Sono inoltre considerate discriminazioni:
- le molestie, ovvero quei comportamenti indesiderati, posti in essere per ragioni connesse al sesso, aventi lo scopo o l’effetto di violare la dignità e di creare un clima intimidatorio, ostile, degradante, umiliante o offensivo;
- le molestie sessuali espressi in forma fisica, verbale o non verbale, aventi lo scopo o l’effetto di violare la dignità e di creare un clima intimidatorio, ostile, degradante, umiliante o offensivo.
Sono ammesse deroghe al divieto in relazione a mansioni particolarmente pesanti individuate dalla contrattazione collettiva e quindi l’assunzione di personale esclusivamente maschile per queste mansioni devono essere suffragate da un accordo collettivo.
Altra deroga è ammessa nel caso di assunzione in base al sesso nel settore della moda, dell’arte e dello spettacolo, quando sia essenziale alla natura del lavoro o della prestazione.
È vietata inoltre qualsiasi discriminazione, diretta e indiretta, concernente un qualunque aspetto o condizione delle retribuzioni, per quanto riguarda uno stesso lavoro o un lavoro al quale è attribuito un valore uguale (art. 28, D.lgs. 198/2006).
Il datore di lavoro non può discriminare donne da uomini nell’attribuzione di mansioni e qualifiche e nella progressione della carriera.
A norma dell’art. 11 del D.lgs. 66/2003, è vietato adibire le donne al lavoro, dalle ore 24 alle ore 6, dall’accertamento dello stato di gravidanza fino al compimento di un anno di età del bambino.
Il lavoro notturno non deve essere obbligatoriamente prestato:
- dalla lavoratrice madre di un figlio con meno di 3 anni (in alternativa dal padre lavoratore)

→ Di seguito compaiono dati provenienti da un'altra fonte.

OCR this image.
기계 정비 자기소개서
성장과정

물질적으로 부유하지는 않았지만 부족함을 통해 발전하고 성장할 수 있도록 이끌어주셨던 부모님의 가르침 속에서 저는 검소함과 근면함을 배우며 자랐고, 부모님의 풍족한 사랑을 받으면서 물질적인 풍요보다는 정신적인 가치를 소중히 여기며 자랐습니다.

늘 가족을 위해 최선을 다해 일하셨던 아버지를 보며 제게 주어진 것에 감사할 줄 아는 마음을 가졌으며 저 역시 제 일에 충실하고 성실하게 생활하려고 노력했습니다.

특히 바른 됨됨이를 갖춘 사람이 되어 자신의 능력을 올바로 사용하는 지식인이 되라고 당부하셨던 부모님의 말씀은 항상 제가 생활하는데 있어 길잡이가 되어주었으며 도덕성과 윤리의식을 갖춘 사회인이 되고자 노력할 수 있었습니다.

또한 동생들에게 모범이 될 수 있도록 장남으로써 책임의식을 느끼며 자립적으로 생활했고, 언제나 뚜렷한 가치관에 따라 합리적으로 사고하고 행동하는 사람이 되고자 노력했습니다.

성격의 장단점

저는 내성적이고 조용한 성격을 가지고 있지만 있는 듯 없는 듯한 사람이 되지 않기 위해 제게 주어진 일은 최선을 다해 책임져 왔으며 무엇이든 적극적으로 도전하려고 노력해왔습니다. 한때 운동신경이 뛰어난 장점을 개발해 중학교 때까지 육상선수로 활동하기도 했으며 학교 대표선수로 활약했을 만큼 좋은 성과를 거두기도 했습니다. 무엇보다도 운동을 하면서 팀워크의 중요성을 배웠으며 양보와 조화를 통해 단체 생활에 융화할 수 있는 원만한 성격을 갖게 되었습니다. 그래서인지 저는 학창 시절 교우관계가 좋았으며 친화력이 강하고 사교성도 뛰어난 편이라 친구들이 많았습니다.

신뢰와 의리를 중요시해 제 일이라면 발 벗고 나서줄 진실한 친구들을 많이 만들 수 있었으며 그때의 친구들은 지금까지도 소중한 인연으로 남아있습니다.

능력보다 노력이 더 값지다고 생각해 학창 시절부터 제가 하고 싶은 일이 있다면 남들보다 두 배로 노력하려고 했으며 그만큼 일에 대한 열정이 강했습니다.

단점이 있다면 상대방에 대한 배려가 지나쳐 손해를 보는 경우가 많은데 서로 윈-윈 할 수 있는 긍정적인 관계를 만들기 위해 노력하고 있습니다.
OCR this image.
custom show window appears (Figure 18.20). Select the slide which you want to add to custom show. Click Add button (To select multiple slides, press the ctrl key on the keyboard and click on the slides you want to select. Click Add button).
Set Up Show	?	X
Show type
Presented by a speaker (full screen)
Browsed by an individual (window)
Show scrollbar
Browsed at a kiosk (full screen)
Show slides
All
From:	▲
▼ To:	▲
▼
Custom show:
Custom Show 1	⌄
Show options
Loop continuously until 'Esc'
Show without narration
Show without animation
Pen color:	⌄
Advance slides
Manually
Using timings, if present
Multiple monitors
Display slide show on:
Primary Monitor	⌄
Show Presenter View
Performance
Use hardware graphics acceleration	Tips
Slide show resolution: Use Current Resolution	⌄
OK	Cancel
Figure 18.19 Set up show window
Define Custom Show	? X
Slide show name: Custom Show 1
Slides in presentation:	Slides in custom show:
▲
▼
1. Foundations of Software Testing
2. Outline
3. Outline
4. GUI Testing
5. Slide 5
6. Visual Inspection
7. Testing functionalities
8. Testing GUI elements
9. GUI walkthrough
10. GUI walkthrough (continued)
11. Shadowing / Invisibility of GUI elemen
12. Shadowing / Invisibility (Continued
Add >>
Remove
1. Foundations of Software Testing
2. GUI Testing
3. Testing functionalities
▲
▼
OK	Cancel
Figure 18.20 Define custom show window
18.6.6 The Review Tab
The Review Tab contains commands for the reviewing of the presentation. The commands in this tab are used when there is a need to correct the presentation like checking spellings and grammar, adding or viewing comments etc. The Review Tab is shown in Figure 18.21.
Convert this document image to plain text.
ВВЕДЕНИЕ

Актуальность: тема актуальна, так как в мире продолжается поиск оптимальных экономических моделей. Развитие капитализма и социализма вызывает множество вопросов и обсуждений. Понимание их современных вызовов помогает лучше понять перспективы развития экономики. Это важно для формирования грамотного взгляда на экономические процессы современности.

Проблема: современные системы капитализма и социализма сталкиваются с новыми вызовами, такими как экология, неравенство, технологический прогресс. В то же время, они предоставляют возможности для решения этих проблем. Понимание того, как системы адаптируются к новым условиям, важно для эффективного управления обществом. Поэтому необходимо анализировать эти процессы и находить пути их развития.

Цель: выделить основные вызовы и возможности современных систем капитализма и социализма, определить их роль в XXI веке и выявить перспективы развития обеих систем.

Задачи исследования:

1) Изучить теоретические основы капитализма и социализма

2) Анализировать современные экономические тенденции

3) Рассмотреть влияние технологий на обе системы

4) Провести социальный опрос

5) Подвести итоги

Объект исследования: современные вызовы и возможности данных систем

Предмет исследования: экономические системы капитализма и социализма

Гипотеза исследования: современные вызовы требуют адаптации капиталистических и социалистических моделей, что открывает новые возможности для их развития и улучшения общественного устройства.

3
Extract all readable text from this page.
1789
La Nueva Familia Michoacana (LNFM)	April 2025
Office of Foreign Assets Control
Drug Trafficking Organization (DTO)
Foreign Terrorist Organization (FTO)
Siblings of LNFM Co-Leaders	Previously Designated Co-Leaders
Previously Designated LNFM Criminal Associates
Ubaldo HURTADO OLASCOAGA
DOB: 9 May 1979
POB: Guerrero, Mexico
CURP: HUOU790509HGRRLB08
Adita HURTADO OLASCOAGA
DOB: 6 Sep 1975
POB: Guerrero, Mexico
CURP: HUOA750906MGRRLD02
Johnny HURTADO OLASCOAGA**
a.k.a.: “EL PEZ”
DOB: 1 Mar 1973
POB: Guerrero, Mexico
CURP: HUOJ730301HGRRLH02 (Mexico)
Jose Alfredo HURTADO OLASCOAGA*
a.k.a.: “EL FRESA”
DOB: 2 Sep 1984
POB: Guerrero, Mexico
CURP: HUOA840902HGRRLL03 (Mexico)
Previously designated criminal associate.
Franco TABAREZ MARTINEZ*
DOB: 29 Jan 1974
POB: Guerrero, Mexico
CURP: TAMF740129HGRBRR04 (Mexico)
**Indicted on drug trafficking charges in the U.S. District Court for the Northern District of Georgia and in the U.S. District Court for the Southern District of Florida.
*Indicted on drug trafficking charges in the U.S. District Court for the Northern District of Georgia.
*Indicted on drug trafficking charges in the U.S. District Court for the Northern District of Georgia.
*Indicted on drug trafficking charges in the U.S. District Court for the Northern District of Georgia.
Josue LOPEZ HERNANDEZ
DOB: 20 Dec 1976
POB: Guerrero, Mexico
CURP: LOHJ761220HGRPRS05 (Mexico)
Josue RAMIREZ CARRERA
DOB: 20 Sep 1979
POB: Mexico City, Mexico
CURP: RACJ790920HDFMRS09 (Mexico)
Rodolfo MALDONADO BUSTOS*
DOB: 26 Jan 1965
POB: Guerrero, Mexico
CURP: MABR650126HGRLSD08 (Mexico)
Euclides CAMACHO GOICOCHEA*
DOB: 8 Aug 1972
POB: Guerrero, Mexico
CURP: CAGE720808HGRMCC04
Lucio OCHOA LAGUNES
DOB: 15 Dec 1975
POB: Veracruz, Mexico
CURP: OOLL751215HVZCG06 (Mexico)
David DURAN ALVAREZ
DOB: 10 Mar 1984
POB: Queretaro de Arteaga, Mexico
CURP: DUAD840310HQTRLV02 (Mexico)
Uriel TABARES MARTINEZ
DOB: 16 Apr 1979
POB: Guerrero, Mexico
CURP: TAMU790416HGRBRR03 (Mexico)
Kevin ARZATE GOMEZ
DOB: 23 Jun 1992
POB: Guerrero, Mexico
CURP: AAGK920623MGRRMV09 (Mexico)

- dalla lavoratrice (o dal lavoratore) unico genitore affidatario di un figlio convivente con meno di 12 anni
- dalla lavoratrice (o dal lavoratore) che abbia a proprio carico un soggetto disabile (a norma della legge 104/1992).
Il D.lgs. 5/2010 ha parificato la situazione pensionabile tra uomini e donne stabilendo che le lavoratrici in possesso dei requisiti per aver diritto alla pensione di vecchiaia hanno diritto di proseguire il rapporto di lavoro fino agli stessi limiti di età previsti per gli uomini da disposizioni legislative regolamentari e contrattuali.
Nei fondi pensione è vietata qualsiasi discriminazione diretta o indiretta, per quanto riguarda (art. 30-bis, D.Lgs. 198/2006):
- il campo d’applicazione e relative condizioni d’accesso;
- l’obbligo di versare i contributi e il calcolo degli stessi;
- il calcolo delle prestazioni, comprese le maggiorazioni da corrispondere per il coniuge e per le persone a carico, nonché le condizioni relative alla durata e al mantenimento del diritto alle prestazioni.